Fr, 21. September 2018

Die Wüste lebt!

06.09.2005 14:39

Freaks feierten das "Burning Man"-Festival

In der Black Rock Desert im US-Bundesstaat Nevada ist normalerweise nicht viel los - ein paar Sandstürme, brütende Hitze und Trockenheit, soweit das Auge reicht. Doch einmal im Jahr ist dort die Hölle los: Wenn Ende August/Anfang September 35.000 Freaks, Hippies und Künstler antanzen und mit dem skurrilen "Burning Man"-Festival die Wüste zum Leben erwecken!

Tausende Menschen mit leichtem Hang zum Ausgeflippten strömen jährlich am letzten Augustwochenende in die Black-Rock-Wüste, um in einer der einsamsten Gegenden der USA die Sau rauszulassen. Für eine Woche gilt dann die Devise: Sex, Drugs und Flammenwerfer!

35.000 im Niemandsland
Heuer waren es 35.000, die trotz 40 Grad im Schatten in die Einöde kamen, um die wüste Party zu feiern. In Camps aus Zelten, simplen Hütten, Wohnmobilen und skurrilen Installationen zelebrieren sie Freiheit, Freude und Kreativität.

Riesige Skulpturen, an Skurrilität kaum zu übertreffen, ragen in den blauen Himmel. Im Mittelpunkt der Aufmerksamkeit steht der "Man" - eine 20 Meter hohe Holzkonstruktion, die auf dem Höhepunkt des Spektakels abgefackelt wird.

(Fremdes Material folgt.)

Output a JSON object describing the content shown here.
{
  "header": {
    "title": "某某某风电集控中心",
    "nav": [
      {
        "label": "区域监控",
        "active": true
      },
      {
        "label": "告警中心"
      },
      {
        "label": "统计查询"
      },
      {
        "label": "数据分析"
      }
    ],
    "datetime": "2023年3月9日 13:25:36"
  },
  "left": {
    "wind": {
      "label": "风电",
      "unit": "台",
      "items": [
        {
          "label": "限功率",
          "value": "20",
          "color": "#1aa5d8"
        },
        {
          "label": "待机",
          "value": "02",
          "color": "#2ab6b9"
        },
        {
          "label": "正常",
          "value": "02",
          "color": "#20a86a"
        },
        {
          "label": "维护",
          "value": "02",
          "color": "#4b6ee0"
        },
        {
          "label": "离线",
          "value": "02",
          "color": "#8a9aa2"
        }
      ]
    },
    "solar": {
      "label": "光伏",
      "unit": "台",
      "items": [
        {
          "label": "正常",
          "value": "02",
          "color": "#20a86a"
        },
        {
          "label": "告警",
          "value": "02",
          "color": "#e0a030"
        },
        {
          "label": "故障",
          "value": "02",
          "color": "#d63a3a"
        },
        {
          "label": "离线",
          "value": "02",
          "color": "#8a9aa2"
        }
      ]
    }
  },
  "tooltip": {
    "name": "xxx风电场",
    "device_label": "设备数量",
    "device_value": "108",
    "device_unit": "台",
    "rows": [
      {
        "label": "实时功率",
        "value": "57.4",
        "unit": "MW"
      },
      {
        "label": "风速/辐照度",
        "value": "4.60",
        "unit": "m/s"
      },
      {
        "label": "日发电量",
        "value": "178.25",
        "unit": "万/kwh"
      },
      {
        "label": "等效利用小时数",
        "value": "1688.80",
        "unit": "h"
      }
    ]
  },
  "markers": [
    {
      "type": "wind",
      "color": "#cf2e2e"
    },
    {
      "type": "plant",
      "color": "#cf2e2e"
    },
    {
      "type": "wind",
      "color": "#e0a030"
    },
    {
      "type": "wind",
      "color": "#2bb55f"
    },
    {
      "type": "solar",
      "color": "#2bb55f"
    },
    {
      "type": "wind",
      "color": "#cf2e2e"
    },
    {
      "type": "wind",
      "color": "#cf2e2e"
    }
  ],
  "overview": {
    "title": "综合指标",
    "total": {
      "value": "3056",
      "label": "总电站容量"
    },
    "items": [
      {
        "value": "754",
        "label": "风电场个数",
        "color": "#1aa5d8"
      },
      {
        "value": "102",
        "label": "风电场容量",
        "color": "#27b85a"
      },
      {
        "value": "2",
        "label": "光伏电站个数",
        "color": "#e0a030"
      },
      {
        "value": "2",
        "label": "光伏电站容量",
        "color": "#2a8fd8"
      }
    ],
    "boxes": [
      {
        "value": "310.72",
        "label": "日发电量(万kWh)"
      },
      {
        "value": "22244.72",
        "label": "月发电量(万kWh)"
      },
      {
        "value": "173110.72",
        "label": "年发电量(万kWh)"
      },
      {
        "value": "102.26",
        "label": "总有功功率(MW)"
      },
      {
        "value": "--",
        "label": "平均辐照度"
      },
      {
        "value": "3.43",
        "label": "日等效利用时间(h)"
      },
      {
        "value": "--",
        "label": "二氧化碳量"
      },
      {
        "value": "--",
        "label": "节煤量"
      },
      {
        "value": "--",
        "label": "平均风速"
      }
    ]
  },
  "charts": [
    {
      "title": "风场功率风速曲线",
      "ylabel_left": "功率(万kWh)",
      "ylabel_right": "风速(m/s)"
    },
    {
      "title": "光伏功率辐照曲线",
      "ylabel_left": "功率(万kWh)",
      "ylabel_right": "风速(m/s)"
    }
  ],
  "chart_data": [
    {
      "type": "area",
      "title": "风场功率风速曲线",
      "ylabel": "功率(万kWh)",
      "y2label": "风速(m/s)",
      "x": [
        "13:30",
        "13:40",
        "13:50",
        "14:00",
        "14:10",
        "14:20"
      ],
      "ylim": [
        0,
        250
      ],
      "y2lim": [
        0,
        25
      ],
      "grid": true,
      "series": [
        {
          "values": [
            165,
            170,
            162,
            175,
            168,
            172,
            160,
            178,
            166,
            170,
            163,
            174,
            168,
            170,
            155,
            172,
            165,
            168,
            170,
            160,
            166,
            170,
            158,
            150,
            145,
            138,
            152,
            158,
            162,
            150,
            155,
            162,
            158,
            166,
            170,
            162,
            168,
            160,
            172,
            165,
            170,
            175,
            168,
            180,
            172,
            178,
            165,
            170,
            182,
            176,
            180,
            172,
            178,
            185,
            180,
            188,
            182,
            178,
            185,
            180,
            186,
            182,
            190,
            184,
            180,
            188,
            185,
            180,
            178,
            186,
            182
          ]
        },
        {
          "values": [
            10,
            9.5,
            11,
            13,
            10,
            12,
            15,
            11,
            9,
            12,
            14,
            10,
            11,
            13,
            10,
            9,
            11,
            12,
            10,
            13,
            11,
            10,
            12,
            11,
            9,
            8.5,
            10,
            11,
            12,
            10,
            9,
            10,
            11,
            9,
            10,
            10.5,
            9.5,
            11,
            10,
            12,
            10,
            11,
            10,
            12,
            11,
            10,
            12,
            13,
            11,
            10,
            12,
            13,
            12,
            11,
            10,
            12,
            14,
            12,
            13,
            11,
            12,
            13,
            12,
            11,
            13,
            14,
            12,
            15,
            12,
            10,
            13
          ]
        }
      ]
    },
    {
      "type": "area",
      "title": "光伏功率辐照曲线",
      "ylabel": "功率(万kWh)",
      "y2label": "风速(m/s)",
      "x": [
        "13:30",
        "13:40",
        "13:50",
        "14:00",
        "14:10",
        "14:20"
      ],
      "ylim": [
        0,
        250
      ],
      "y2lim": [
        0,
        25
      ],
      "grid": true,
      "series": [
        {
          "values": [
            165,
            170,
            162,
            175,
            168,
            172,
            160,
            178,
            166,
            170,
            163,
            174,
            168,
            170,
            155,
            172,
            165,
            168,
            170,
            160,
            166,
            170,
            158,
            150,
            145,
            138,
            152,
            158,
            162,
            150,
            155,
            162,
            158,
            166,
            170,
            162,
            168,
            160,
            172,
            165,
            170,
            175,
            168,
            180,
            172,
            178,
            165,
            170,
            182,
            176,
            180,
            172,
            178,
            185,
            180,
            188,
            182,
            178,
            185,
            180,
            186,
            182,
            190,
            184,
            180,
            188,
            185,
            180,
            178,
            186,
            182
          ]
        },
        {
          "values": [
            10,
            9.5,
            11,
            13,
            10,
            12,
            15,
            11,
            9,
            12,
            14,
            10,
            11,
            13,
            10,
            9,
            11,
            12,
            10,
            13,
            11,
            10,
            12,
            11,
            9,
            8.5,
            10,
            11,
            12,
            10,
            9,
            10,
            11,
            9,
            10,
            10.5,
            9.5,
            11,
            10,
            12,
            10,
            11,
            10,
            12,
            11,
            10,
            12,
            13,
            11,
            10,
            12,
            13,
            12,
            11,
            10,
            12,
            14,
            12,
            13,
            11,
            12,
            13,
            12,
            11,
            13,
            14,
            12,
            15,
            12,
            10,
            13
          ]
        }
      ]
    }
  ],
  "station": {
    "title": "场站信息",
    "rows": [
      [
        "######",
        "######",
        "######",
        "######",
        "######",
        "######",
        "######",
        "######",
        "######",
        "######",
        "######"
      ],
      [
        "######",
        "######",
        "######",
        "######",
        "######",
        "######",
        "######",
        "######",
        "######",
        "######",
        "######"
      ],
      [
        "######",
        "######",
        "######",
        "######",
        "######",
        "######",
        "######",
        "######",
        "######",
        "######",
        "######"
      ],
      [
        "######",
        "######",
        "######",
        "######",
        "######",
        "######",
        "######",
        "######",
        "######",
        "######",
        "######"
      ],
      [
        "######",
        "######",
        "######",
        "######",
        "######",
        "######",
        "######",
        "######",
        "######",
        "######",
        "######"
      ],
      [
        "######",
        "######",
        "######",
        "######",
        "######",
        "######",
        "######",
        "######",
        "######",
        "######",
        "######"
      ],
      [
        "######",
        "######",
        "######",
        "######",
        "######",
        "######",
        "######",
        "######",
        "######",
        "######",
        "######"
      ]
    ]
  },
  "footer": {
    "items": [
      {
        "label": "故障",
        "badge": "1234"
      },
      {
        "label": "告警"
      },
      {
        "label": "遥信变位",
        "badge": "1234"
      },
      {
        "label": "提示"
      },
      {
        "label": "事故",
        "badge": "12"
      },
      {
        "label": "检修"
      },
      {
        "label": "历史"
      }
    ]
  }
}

Bilder, was sich heuer (und in den Jahren davor) beim "Burning Man" abgespielt hat, findest du rechts in der Infobox!

Wie alles begann
Geboren wurde das außergewöhnliche Fest, als ein gewisser Larry Harvey 1986 gewaltigen Liebeskummer hatte. Um davon freizukommen, baute er am Strand von San Fransico eine 2,40 Meter hohe Holzfigur, die er im Kreis von ein paar Freunden in Brand setzte. Das war der Beginn des "Burning Man".